Someone annoys you, they say something or do something and it’s stupid and it winds you up.You get cross, your stomach clenches, your brow knots up, you say something to point out their stupidity and it comes out strangulated sounding and high-pitched, but it needed to be said.You’re still angry but they needed to be told, and you rightly took on the task of doing something which my dad used to call, telling them their fortune, which means that as well as explaining how mistaken they were in what they said or did, you let them know a bit about where this kind of thing will lead them, somewhere where all the idiots in the world will ultimately find themselves.
They’re WRONG and you’re RIGHT
To your dismay the object of your scorn, the lower life-form who inflicted this aggravation on you, rather than having a light-bulb moment of self-realisation that they are indeed mistaken and withdrawing from their previous course of behaviour, they counter-attack and produce something even more provoking from their arsenal of lame retorts, and the result of that is that your blood pressure goes up another notch, you can hardly breath, you’re so caught up in the outrage of having to deal with such crappy behaviour, and you wouldn’t mind so much but they are just so bloody wrong, they’re WRONG and you’re RIGHT.

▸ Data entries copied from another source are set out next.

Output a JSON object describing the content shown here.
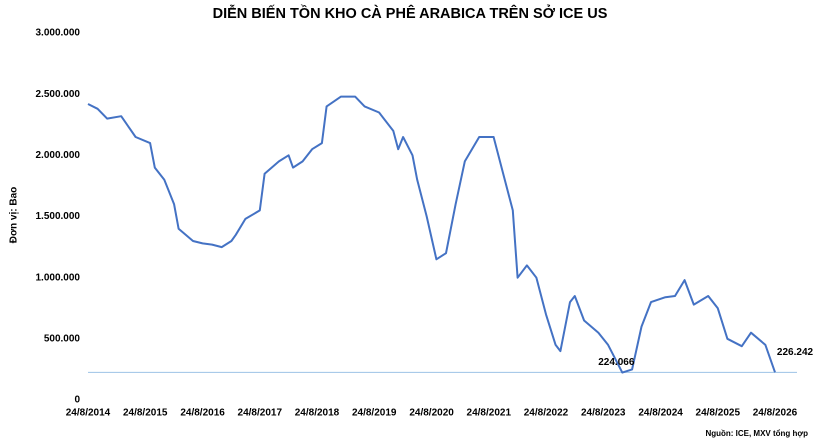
{
  "chart_data": {
    "type": "line",
    "title": "DIỄN BIẾN TỒN KHO CÀ PHÊ ARABICA TRÊN SỞ ICE US",
    "y_label": "Đơn vị: Bao",
    "source": "Nguồn: ICE, MXV tổng hợp",
    "color": "#4472c4",
    "reference_color": "#9dc3e6",
    "x": [
      "2014-08-24",
      "2014-10-24",
      "2014-12-24",
      "2015-03-24",
      "2015-06-24",
      "2015-09-24",
      "2015-10-24",
      "2015-12-24",
      "2016-02-24",
      "2016-03-24",
      "2016-06-24",
      "2016-08-24",
      "2016-10-24",
      "2016-12-24",
      "2017-02-24",
      "2017-03-24",
      "2017-05-24",
      "2017-08-24",
      "2017-09-24",
      "2017-12-24",
      "2018-02-24",
      "2018-03-24",
      "2018-05-24",
      "2018-07-24",
      "2018-09-24",
      "2018-10-24",
      "2019-01-24",
      "2019-04-24",
      "2019-06-24",
      "2019-09-24",
      "2019-12-24",
      "2020-01-24",
      "2020-02-24",
      "2020-04-24",
      "2020-05-24",
      "2020-07-24",
      "2020-09-24",
      "2020-11-24",
      "2021-01-24",
      "2021-03-24",
      "2021-06-24",
      "2021-09-24",
      "2021-11-24",
      "2022-01-24",
      "2022-02-24",
      "2022-04-24",
      "2022-06-24",
      "2022-08-24",
      "2022-10-24",
      "2022-11-24",
      "2023-01-24",
      "2023-02-24",
      "2023-04-24",
      "2023-07-24",
      "2023-09-24",
      "2023-12-24",
      "2024-02-24",
      "2024-04-24",
      "2024-06-24",
      "2024-09-24",
      "2024-11-24",
      "2025-01-24",
      "2025-03-24",
      "2025-06-24",
      "2025-08-24",
      "2025-10-24",
      "2026-01-24",
      "2026-03-24",
      "2026-06-24",
      "2026-08-24"
    ],
    "values": [
      2420000,
      2380000,
      2300000,
      2320000,
      2150000,
      2100000,
      1900000,
      1800000,
      1600000,
      1400000,
      1300000,
      1280000,
      1270000,
      1250000,
      1300000,
      1350000,
      1480000,
      1550000,
      1850000,
      1950000,
      2000000,
      1900000,
      1950000,
      2050000,
      2100000,
      2400000,
      2480000,
      2480000,
      2400000,
      2350000,
      2200000,
      2050000,
      2150000,
      2000000,
      1800000,
      1500000,
      1150000,
      1200000,
      1600000,
      1950000,
      2150000,
      2150000,
      1850000,
      1550000,
      1000000,
      1100000,
      1000000,
      700000,
      450000,
      400000,
      800000,
      850000,
      650000,
      550000,
      450000,
      224066,
      250000,
      600000,
      800000,
      840000,
      850000,
      980000,
      780000,
      850000,
      750000,
      500000,
      440000,
      550000,
      450000,
      226242
    ],
    "value_labels": [
      null,
      null,
      null,
      null,
      null,
      null,
      null,
      null,
      null,
      null,
      null,
      null,
      null,
      null,
      null,
      null,
      null,
      null,
      null,
      null,
      null,
      null,
      null,
      null,
      null,
      null,
      null,
      null,
      null,
      null,
      null,
      null,
      null,
      null,
      null,
      null,
      null,
      null,
      null,
      null,
      null,
      null,
      null,
      null,
      null,
      null,
      null,
      null,
      null,
      null,
      null,
      null,
      null,
      null,
      null,
      "224.066",
      null,
      null,
      null,
      null,
      null,
      null,
      null,
      null,
      null,
      null,
      null,
      null,
      null,
      "226.242"
    ],
    "xlim": [
      "2014-08-24",
      "2026-08-24"
    ],
    "xticks": [
      {
        "value": "2014-08-24",
        "label": "24/8/2014"
      },
      {
        "value": "2015-08-24",
        "label": "24/8/2015"
      },
      {
        "value": "2016-08-24",
        "label": "24/8/2016"
      },
      {
        "value": "2017-08-24",
        "label": "24/8/2017"
      },
      {
        "value": "2018-08-24",
        "label": "24/8/2018"
      },
      {
        "value": "2019-08-24",
        "label": "24/8/2019"
      },
      {
        "value": "2020-08-24",
        "label": "24/8/2020"
      },
      {
        "value": "2021-08-24",
        "label": "24/8/2021"
      },
      {
        "value": "2022-08-24",
        "label": "24/8/2022"
      },
      {
        "value": "2023-08-24",
        "label": "24/8/2023"
      },
      {
        "value": "2024-08-24",
        "label": "24/8/2024"
      },
      {
        "value": "2025-08-24",
        "label": "24/8/2025"
      },
      {
        "value": "2026-08-24",
        "label": "24/8/2026"
      }
    ],
    "ylim": [
      0,
      3000000
    ],
    "yticks": [
      0,
      {
        "value": 500000,
        "label": "500.000"
      },
      {
        "value": 1000000,
        "label": "1.000.000"
      },
      {
        "value": 1500000,
        "label": "1.500.000"
      },
      {
        "value": 2000000,
        "label": "2.000.000"
      },
      {
        "value": 2500000,
        "label": "2.500.000"
      },
      {
        "value": 3000000,
        "label": "3.000.000"
      }
    ]
  }
}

It doesn’t feel right though, does it? All this tightness and prickly heat and your head feeling full and swollen.It feels awful and it feels awfully familiar, tediously familiar, not only familiar but as if it’s drawing you in, as if you aren’t able to control its inevitable outcome.And that outcome, if you’re honest, is rarely productive.
So what can you do differently?How can you right the wrongs of others, which is clearly your responsibility?
That’s just it, though, isn’t it? It’s not your responsibility.And that’s just part of it, because you do have a responsibility, but your real responsibility is to yourself.
Now this might seem counter-intuitive, but if you read ‘Blink’ by Malcolm Gladwell, and observe life generally, you might find that intuitive behaviour isn’t always the most helpful-indeed, according to Gladwell it is often base and beset by deeply held prejudices, prejudices which if we wish to question, assess and avoid we need to engage our reasoning brain, and this isn’t given an opportunity to happen when we are feeling hot-headed and impulsive.
So this is why what I ask you to do instead is to let them off the hook.
Letting them off the hook means allowing them their transgression, and it also means sparing yourself from the wear and tear of a hit of adrenaline that has nowhere to go except to course around inside you stressing you and leaving you depleted emotionally and physically and, don’t forget, you didn’t ‘win’ anyway.The only winner was that old dynamic of attack and defence on both sides leading both parties, you and the idiot in question, towards upset and weariness.
It might seem counter-intuitive, but I ask you to just give it a try.Try it for a couple of weeks and notice the difference in how you’re coping with life, and importantly, how you’re feeling.How you’re feeling, your state, is important because it’s an indicator of whether you are engaged in your life in the best way for you or not.The better you feel, the happier you’ll be, and crucially, the more you’ll be leading your life and your relationships productively and beneficially.
Another benefit of letting them off the hook is that ultimately you’ll also be letting yourself off.The response you have to others and their perceived ‘wrongness’ will be reflected in the way you regard yourself, and the more you see yourself in a good light and allow yourself to make mistakes, learn and move on, the more you’ll enjoy and appreciate your time, your turn at life.
Of course there are times when we are in a position where to take action or to take a stand against someone’s offensive or destructive behaviour is necessary.The more you let the other ones off the hook, the ones whose infringements are lower on the scale of injustice, the more you’ll have the resilience and reason required to deal with the few who do threaten to cause damage to you or other people.